И тогда князь великий приказал писать духовную свою грамоту дьяку своему Григорию Никитичу Меньшому Путятину, а в товарищах у него велел быть дьяку своему Федору Мишурину. Тогда же князь великий добавил к себе в думу для совета о духовной грамоте своих бояр – князя Ивана Васильевича Шуйского и князя Михаила Васильевича Тучкова; и князя Михаила Львовича Глинского прибавил, поговоря с боярами, потому что он в родстве с ним через жену свою, великую княгиню Елену. И тогда же вскоре приехал в Москву к великому князю брат его князь Юрий Иванович.
И начал с этими боярами совещаться князь великий и наказы давать: и о сыне своем великом князе Иване, и о великой княгине Елене, и о своем сыне князе Юрии Васильевиче, и о своей духовной грамоте.

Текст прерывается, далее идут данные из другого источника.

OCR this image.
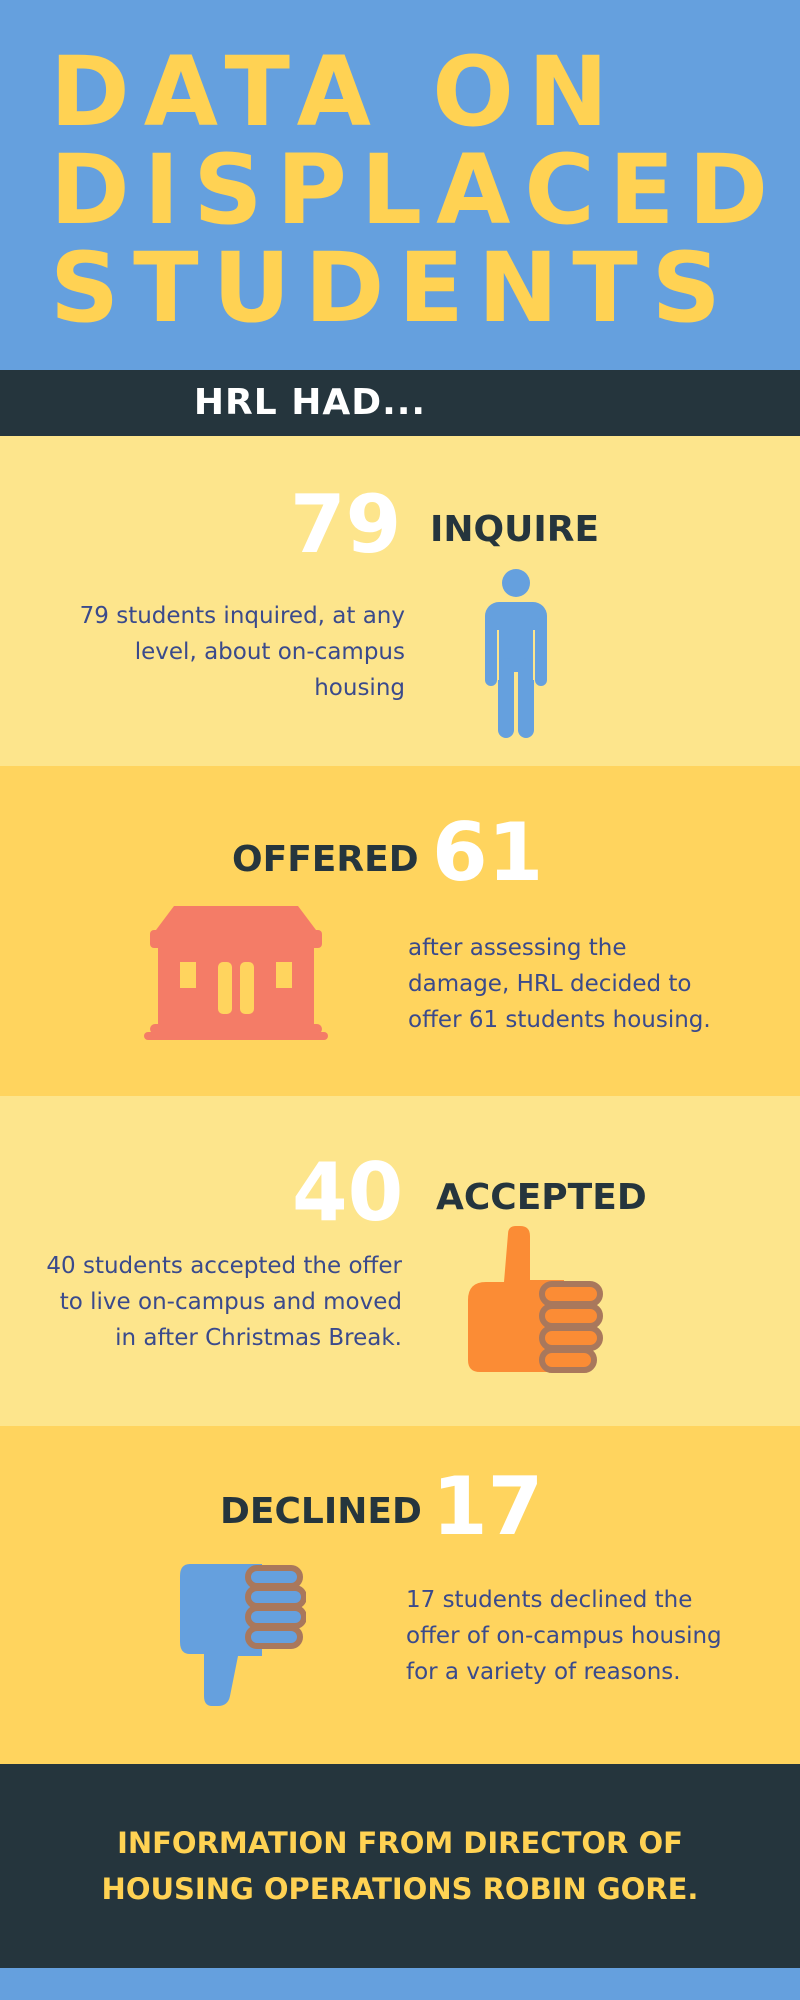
DATA ON
DISPLACED
STUDENTS
HRL HAD...
79 INQUIRE
79 students inquired, at any
level, about on-campus
housing
OFFERED 61
after assessing the
damage, HRL decided to
offer 61 students housing.
40 ACCEPTED
40 students accepted the offer
to live on-campus and moved
in after Christmas Break.
DECLINED 17
17 students declined the
offer of on-campus housing
for a variety of reasons.
INFORMATION FROM DIRECTOR OF
HOUSING OPERATIONS ROBIN GORE.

И начал совещаться великий князь с отцом своим, митрополитом Даниилом, и с владыкою коломенским Вассианом, и со старцем своим Мисаилом Сукиным, и с отцом своим духовным Алексеем-протопопом о том, чтобы принять ему иноческий сан, ибо давно уже думал он о монашестве. И, когда еще был на Волоке, князь великий приказал старцу своему Мисаилу Сукину и отцу своему духовному Алексею: «Смотрите, старец Мисаил и протопоп Алексей, чтобы не случилось так, что вам меня в мирском платье придется в гроб положить. Даже если бы я был здоров, то и тогда сокровенное мое помышление и желание – постричься в иноки». И на Волоке уже князь великий велел старцу своему Мисаилу приготовить для него платье монашеское. Когда же он ехал к Москве, то по дороге призвал к себе дворецкого своего тверского Ивана Юрьевича Шигону и дьяка своего Меньшого Путятина, и начал им свой завет наказывать – о пострижении его, чтобы не положили его в гроб в мирском платье.
И велел князь великий тайно служить в церкви Благовещенья, в приделе Василия Великого, благовещенскому попу Григорию; а на обедне тут были: владыко коломенский Вассиан, и Мисаил Сукин, и протопоп Алексей, и несли к великому князю дары владыка коломенский Вассиан и Мисаил Сукин.
В среду же, перед четвергом, князь великий тайно маслом освящался, и были тут владыка коломенский Вассиан, и Мисаил Сукин, и протопоп Алексей, и благовещенский поп Григорий; и не знал об этом никто.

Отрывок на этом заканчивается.